Former Texas Congressman Beto O’Rourke said Thursday he’s willing to consider a moratorium on new leases to drill for oil and gas on federal lands as a way to help combat climate change.
The Democratic presidential hopeful told reporters while campaigning in Nevada on Thursday the nation needs to rethink how it protects its public lands and “keep them from being diminished in size as has happened under” the Trump administration.
O’Rourke said that concern, combined with the need to reduce total greenhouse emissions, makes it especially important that U.S. taxpayers don’t allow oil and gas companies “to contribute more to the problem.”
“So, rethinking the leasing of public lands and perhaps creating a moratorium on any future leases — and reviewing all those that are in existence — is in order,” he told reporters after a speech to the University of Nevada Young Democrats at a packed coffee shop on the edge of the Reno campus.
“If we continue to add to the problem and do not invest in the solution, which is going to be renewable energy, then we will have squandered this limited time that is left to us,” he said.
O’Rourke said federal procurement policies are one of the biggest tools the government has to bring change on many fronts.
“What we buy and from whom we buy, and in what form the energy is — to whom we lease and to whom we allow to use federal and national lands — we should be the biggest player in the change that we know that we need to produce,” he continued.

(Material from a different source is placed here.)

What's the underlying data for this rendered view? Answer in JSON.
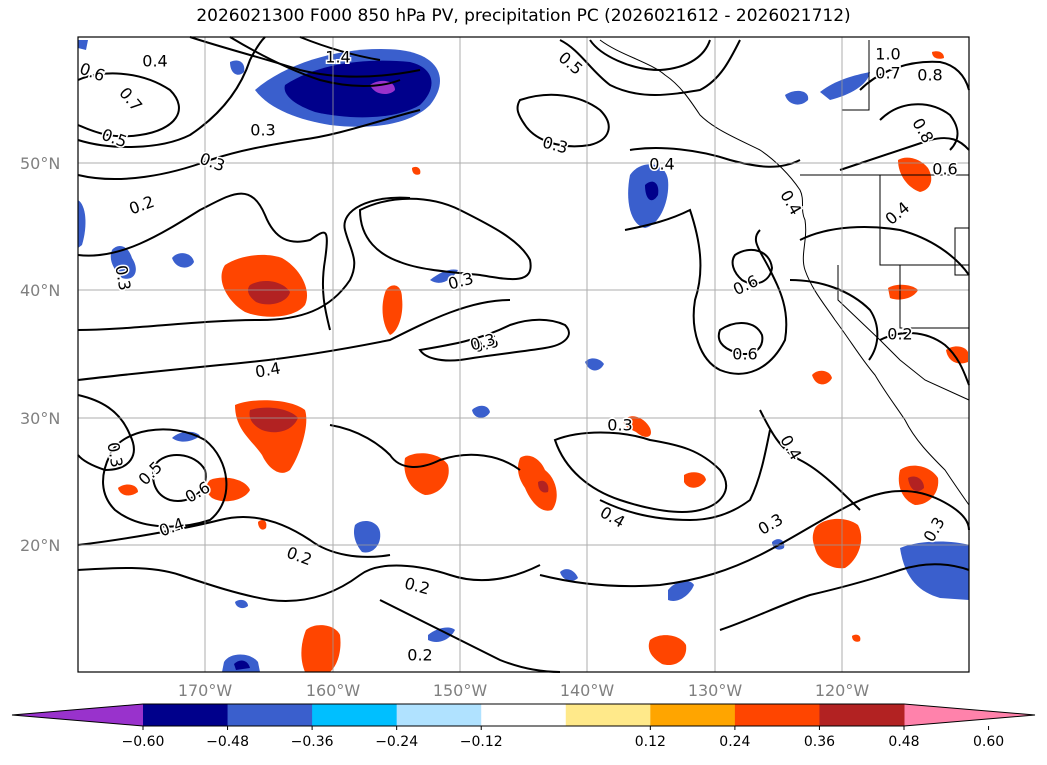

O’Rourke campaigned in Las Vegas last month on his first visit to the early caucus state. But it was the first time he’d appeared in northern Nevada. Later Thursday, he spoke to a crowd of about 200 at a restaurant in Carson City, including climate change as one of his themes along with immigration, health care and the economy.
O’Rourke said he’s glad former Vice President Joe Biden formally announced Thursday that he too is seeking the 2020 Democratic presidential nomination.
“He is joining an extraordinary field of candidates with amazing diversity and backgrounds and experience and life stories,” he told reporters in Reno.
“I think he brings some extraordinary experience in public service to this and glad he’s in the race. I think it’s good for our party, it’s good for Democrats, good for America — so glad he’s in.”
O’Rourke said it’s up to voters, not to him, to decide whether Biden should be considered the front-runner in the race or whether he’s too much of a centrist candidate.
The former El Paso city councilman planned events in southern Nevada on Friday with UNLV Young Democrats in Las Vegas and at a brewery in neighboring Henderson.
Nevada’s caucuses next February are third in the presidential selection process following New Hampshire and Iowa.